Rachel Whetstone, Google's senior vice president of communications and public policy, convinced Hazelbaker to leave New York for California. Moving to across the country to work at Google was Hazelbaker’s tenth move in twelve years, but she says, “When I started talking with Rachel it was clear that Google was a mission driven company. I was immediately drawn to that.”

Of working at Google she continues, “There were really good people solving big problems. It was inspiring to be surrounded by some of the smartest people in the world. It was also a first class education in the business of technology.”

After working with Google for five years in two different roles—first as director of corporate communications and public affairs and then internationally as senior director of communications and public policy based in London—Hazelbaker decided it was time for another transition. Though she decided to remain in the tech industry, she determined that she wanted to work at a start-up.

“I’ve always wanted to work in a start-up. To me it was akin to a political campaign before the White House,” she says. So Hazelbaker accepted a position with Snapchat, a picture and video messaging app developed in 2011.

“What I found especially intriguing about Snapchat is that it's 100-percent percent mobile, which represents a shift in the tech landscape. It was a great opportunity to learn about mobile and product public relations.”

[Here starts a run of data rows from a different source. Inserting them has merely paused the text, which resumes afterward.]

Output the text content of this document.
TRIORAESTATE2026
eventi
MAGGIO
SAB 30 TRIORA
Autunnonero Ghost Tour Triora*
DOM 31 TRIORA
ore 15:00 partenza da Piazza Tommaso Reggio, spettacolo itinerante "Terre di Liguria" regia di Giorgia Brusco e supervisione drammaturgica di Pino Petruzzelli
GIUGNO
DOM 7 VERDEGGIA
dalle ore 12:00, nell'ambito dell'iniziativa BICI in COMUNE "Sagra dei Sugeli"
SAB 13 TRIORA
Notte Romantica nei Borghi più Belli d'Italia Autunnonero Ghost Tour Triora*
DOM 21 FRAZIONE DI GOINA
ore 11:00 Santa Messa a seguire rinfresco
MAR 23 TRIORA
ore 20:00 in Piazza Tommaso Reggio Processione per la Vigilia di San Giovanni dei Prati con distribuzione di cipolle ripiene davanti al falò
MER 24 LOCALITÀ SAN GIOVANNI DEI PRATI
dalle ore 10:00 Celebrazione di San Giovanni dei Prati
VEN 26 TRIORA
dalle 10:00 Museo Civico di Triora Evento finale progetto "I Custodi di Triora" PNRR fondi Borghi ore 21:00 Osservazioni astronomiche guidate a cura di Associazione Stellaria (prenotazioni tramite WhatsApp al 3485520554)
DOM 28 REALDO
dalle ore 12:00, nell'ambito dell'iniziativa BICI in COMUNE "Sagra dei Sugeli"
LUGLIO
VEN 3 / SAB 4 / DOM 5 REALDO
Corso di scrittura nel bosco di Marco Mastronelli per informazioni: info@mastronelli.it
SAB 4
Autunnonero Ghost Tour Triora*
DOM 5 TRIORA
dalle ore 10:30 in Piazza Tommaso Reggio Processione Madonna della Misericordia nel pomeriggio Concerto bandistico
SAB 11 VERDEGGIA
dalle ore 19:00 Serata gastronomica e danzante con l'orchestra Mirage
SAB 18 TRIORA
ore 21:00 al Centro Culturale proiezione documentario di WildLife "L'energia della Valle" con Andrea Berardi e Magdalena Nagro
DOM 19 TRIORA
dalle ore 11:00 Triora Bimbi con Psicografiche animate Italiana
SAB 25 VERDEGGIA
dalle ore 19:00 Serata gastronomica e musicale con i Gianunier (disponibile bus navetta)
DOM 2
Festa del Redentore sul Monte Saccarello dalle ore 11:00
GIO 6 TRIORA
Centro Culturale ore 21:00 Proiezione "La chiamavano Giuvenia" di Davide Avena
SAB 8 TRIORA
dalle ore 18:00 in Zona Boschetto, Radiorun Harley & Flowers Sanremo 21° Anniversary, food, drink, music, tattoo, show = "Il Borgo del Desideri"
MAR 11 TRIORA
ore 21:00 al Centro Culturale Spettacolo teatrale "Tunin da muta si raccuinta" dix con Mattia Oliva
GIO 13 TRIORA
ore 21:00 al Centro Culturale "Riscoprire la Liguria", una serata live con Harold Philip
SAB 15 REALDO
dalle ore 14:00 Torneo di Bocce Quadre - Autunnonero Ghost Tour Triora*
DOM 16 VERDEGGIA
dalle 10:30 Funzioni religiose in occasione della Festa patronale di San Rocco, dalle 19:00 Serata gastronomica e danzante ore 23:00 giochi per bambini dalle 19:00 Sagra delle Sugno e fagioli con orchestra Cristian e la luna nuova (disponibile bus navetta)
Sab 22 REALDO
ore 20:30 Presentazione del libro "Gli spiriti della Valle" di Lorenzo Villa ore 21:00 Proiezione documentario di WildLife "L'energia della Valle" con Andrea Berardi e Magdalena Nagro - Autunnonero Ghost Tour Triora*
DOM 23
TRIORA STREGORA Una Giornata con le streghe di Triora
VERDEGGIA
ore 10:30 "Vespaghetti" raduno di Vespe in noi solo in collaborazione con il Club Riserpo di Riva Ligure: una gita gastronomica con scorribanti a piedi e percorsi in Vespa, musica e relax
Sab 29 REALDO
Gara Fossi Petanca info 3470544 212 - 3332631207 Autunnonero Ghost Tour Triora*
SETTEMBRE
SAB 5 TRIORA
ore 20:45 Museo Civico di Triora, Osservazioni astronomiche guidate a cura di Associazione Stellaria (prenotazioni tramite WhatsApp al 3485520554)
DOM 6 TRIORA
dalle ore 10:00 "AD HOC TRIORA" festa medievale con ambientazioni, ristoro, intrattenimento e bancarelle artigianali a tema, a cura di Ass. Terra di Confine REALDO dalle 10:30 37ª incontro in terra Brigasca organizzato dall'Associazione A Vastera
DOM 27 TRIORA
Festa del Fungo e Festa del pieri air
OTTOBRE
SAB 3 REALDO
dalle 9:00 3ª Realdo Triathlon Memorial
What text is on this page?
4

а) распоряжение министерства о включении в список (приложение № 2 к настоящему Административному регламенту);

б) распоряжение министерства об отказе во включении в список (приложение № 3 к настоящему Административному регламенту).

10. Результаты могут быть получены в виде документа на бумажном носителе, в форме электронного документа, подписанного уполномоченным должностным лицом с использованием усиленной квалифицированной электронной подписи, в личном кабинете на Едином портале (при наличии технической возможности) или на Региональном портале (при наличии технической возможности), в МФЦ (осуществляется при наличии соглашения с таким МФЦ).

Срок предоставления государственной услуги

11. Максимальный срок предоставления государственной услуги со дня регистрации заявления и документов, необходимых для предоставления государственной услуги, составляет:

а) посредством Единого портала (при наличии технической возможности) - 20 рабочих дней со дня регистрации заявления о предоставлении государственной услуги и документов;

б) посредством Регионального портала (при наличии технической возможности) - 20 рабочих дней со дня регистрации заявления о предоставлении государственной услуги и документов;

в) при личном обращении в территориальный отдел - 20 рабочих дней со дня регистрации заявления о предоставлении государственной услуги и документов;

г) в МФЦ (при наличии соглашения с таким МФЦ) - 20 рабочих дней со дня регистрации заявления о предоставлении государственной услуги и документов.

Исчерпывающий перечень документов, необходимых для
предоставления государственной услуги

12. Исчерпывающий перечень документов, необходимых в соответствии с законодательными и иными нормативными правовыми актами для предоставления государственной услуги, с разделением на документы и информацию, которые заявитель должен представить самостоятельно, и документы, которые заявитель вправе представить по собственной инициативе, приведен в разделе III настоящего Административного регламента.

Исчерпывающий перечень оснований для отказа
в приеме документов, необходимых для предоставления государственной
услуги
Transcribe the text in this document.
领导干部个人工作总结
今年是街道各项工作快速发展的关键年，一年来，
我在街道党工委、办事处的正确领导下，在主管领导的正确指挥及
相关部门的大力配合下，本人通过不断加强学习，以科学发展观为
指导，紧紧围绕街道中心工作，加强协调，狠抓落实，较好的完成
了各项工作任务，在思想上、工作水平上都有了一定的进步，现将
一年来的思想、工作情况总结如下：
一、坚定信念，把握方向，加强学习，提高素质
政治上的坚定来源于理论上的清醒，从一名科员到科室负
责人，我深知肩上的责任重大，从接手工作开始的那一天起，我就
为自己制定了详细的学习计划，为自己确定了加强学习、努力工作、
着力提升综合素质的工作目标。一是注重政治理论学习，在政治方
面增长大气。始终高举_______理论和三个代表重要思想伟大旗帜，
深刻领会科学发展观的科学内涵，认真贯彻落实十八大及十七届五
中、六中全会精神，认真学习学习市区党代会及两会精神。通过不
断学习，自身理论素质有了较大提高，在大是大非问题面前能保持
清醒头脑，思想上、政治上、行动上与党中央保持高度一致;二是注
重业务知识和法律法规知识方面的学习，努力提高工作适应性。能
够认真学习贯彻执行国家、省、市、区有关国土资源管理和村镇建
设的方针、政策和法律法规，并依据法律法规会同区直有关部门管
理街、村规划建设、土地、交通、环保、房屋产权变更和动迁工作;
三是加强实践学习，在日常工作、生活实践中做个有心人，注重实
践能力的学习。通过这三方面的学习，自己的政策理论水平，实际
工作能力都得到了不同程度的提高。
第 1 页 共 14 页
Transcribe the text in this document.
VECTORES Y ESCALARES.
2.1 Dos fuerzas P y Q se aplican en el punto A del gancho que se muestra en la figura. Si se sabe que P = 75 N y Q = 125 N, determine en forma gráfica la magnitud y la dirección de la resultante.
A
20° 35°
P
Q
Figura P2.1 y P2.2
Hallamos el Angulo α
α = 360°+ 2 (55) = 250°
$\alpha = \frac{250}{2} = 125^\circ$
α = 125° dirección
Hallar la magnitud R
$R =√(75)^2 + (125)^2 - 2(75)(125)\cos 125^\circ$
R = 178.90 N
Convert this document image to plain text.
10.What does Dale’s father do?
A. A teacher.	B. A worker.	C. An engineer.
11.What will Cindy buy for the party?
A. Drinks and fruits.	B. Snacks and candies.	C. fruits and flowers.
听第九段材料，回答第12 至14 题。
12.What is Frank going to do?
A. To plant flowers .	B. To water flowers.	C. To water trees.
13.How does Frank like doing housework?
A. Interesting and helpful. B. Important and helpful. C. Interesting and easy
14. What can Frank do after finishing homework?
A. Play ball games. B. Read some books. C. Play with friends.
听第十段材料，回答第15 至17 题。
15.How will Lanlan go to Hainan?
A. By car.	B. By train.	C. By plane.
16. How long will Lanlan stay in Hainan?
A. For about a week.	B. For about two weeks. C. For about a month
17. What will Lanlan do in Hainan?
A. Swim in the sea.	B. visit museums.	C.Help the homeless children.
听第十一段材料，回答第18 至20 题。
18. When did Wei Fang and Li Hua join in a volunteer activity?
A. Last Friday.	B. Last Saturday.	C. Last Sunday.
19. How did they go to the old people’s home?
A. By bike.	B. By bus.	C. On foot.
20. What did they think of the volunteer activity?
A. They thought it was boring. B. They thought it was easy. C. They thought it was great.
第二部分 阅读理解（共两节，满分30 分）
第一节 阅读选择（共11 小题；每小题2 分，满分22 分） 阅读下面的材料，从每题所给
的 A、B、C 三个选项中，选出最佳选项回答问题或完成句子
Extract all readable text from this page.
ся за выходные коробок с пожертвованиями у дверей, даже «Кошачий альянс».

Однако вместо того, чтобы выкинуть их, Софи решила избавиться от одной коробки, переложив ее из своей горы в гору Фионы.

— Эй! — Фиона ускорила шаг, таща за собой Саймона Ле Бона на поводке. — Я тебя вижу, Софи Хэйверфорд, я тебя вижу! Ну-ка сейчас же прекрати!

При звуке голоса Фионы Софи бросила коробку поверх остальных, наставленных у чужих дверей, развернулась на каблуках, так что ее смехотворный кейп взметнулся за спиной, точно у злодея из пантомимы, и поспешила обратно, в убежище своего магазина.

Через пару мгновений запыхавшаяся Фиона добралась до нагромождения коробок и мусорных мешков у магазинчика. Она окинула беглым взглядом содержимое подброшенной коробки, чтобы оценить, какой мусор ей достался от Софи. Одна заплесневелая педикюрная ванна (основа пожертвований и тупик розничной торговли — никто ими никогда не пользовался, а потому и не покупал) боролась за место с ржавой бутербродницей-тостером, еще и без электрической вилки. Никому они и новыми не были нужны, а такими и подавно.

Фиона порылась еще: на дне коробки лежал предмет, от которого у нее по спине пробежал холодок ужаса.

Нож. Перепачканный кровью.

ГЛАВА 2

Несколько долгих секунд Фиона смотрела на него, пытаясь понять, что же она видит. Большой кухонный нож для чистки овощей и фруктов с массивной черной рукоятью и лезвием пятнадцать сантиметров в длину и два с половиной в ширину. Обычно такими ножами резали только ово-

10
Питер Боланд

After a year at Snapchat, Hazelbaker was poached away to join Uber, the company that connects passengers with drivers. The poacher? Whetstone, currently Uber's senior vice president of communications and public policy.

“Uber has changed people's lives, and I love the mission of the company: push a button and get a ride,” Hazelbaker explains. “I’m all of three weeks in and I’m loving it. I oversee communications and public policy in the Americas.”

Despite her impressive cosmopolitan professional ventures, Hazelbaker admits she sometimes misses Oregon. “It’s a spectacular place—incredibly beautiful and I love the campus. It's home for me. I had a chance to serve on the alumni board a few years ago and it was great to be back on campus. I hope to do more for the university in future years."